Thousands of school exposures have been reported since the start of the school year.
“We've talked about that we've been in touch with our counterparts in the Ministry of Education, with the superintendents with the school districts, and principals and teachers,” said Henry on Tuesday.
The hardest hit district has been Surrey, where transmission within the community has been the highest.
"My concern is that they just want to keep it going exactly the way it is, regardless of the number of cases,” said Matt Westphal, president of the Surrey Teachers’ Association.
Henry says her team has been working with Surrey Schools and officials revamped COVID-19 safety plans over spring break.

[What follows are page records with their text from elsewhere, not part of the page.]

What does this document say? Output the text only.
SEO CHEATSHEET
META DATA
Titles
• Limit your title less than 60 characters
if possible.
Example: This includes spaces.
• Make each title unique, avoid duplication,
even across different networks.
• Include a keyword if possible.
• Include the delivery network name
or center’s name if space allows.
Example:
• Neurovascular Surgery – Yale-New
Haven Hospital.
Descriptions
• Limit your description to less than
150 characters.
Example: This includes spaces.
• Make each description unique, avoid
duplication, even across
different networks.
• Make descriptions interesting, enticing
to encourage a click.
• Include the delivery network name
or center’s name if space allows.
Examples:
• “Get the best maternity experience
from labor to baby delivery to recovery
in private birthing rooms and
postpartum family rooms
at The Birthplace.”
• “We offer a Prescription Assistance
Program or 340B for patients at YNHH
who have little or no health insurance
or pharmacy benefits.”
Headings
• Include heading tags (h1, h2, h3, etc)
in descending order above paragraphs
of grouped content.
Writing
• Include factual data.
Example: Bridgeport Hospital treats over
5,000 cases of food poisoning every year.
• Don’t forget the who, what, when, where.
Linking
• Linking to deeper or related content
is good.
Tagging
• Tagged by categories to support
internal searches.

She didn’t give specifics on what some of those changes were, but noted some teachers have been immunized.
Surrey teachers in the hardest hit schools were moved to the front of the vaccine queue last month, but not everyone was immunized.

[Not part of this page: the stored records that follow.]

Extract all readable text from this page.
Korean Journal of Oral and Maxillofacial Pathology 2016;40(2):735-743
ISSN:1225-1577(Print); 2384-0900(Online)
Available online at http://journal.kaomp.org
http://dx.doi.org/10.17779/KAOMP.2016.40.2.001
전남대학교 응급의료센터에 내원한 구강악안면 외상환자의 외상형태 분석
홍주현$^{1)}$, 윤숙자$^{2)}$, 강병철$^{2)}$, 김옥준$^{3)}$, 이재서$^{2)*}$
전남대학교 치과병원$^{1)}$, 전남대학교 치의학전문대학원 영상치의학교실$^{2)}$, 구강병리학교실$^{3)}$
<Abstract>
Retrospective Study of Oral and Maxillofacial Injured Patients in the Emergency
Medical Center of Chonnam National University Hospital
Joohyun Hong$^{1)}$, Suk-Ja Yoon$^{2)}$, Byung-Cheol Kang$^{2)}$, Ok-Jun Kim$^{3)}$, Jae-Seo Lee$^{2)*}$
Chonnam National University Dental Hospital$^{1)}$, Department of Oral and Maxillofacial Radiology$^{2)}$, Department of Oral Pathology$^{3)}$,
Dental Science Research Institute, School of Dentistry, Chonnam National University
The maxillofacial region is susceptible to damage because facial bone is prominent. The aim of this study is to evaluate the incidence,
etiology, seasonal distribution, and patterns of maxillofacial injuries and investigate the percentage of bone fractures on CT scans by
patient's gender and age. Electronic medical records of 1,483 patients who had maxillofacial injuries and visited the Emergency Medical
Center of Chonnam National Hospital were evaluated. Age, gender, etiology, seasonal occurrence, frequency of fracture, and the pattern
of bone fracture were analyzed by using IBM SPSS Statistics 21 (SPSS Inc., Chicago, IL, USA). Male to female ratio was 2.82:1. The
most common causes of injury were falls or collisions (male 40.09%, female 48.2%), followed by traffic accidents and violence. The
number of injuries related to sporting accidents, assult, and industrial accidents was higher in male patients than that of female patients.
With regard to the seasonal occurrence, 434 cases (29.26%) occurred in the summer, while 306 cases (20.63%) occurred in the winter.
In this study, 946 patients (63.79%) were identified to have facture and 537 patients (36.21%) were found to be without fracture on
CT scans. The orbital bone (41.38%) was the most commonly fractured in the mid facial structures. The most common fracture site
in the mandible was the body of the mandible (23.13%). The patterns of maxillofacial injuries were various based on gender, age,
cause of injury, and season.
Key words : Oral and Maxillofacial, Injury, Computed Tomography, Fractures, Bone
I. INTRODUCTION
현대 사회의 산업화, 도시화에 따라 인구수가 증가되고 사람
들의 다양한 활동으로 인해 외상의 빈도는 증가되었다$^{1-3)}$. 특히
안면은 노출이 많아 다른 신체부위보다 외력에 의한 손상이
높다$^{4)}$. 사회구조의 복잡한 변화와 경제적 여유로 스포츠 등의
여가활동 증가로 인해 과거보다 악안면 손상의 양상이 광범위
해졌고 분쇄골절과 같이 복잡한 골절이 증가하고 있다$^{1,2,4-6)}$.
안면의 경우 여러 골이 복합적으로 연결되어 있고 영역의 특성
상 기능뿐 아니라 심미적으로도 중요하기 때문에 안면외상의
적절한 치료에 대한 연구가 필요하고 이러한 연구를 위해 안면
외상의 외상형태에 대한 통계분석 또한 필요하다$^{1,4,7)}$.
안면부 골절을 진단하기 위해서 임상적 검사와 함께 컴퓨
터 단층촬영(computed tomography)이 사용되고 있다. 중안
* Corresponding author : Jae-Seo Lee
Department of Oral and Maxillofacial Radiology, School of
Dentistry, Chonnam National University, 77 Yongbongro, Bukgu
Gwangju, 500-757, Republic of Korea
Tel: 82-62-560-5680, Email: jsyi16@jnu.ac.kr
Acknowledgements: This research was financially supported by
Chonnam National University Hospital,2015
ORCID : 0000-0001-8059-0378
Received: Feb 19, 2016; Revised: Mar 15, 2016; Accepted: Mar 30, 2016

The program to inoculate front-line workers with the AstraZeneca vaccine has been put on hold over concerns about rare blood clots in people under the age of 55.
"Some people are kind of reaching a breaking point in terms of all the different things that they've gone through this year,” Westphal told CTV News.

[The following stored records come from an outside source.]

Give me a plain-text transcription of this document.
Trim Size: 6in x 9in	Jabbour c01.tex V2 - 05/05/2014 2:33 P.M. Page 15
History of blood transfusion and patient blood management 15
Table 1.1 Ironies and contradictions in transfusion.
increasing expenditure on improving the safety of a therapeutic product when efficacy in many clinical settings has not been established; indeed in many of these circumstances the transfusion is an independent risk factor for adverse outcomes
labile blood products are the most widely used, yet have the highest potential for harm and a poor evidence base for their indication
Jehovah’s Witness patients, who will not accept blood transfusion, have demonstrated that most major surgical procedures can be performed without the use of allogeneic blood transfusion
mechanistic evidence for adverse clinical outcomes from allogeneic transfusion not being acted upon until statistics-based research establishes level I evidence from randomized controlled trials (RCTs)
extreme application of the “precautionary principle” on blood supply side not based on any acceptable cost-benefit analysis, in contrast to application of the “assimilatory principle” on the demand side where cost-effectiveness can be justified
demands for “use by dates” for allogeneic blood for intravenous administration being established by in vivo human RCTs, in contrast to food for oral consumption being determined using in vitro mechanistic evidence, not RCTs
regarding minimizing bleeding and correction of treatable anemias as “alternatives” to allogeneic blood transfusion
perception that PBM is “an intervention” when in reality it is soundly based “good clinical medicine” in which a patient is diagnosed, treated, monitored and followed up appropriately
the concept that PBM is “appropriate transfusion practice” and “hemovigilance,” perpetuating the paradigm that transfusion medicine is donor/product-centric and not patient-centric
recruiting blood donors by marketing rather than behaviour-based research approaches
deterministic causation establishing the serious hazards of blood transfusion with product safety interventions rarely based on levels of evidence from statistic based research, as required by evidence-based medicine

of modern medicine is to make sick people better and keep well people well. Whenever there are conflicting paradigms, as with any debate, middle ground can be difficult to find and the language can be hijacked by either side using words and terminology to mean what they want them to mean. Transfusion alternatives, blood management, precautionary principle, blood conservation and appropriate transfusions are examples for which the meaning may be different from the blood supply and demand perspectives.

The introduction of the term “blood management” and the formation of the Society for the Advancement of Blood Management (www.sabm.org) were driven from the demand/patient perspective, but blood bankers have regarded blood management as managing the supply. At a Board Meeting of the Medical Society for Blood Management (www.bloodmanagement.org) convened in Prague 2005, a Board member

The province rolled out its five-stage framework in the summer, outlining expectations for elementary, middle and secondary schools during COVID-19.
Many teachers want to know how bad the situation had to get in order for the province to move into the next phase.
“All this year, we've been in Stage 2, whether the cases are zero per week or over 1,000 per week. And there's really been no sense, they've never communicated any criteria they will use to move to a different stage,” said Westphal.
Meantime, Toronto is shutting down its schools beginning Wednesday for the next two weeks in an effort to reduce transmission.
Ontario is already in the midst of a month-long province-wide shutdown to combat rising COVID-19 cases and hospitalizations.
The province reported more than 3,000 new cases yesterday.
“We've seen in Ontario that now it's about a 60 per cent of all of the new cases are with the B.1.1.7 strain in Ontario. We're probably a month or so behind Ontario and getting there,” said Henry.
Despite that, she doesn’t believe closing schools is the solution.
“What we have also learned is that we see cases go up when children are not in school and that is often because they have other unstructured time and that children need school, we know that it is a safe place for them.”
The B.C. Teachers' Federation is concerned the province is not being proactive enough in its approach.
“We should err on the side of prevention, not just reacting to what's happening. So if we can see that the case counts are going to get worse, and the variant is going to become more of a factor, we need to be seriously examining moving, at least regionally, to a hybrid model, or an online model,” said Teri Mooring, president of the B.C. Teachers’ Federation.
She’d also like the province to release more COVID-19 data on schools.
“We don't know how many of those exposure notifications are leading to in school transmissions. We are anecdotally told that the transmission rates in schools are low. We have no data on that,” Mooring told CTV News.
Mooring says the lack of transparency is causing a lot of anxiety.
“This data is readily available in other jurisdictions just not in B.C. That is also adding to the stress levels when teachers continuously get notification exposure notifications.”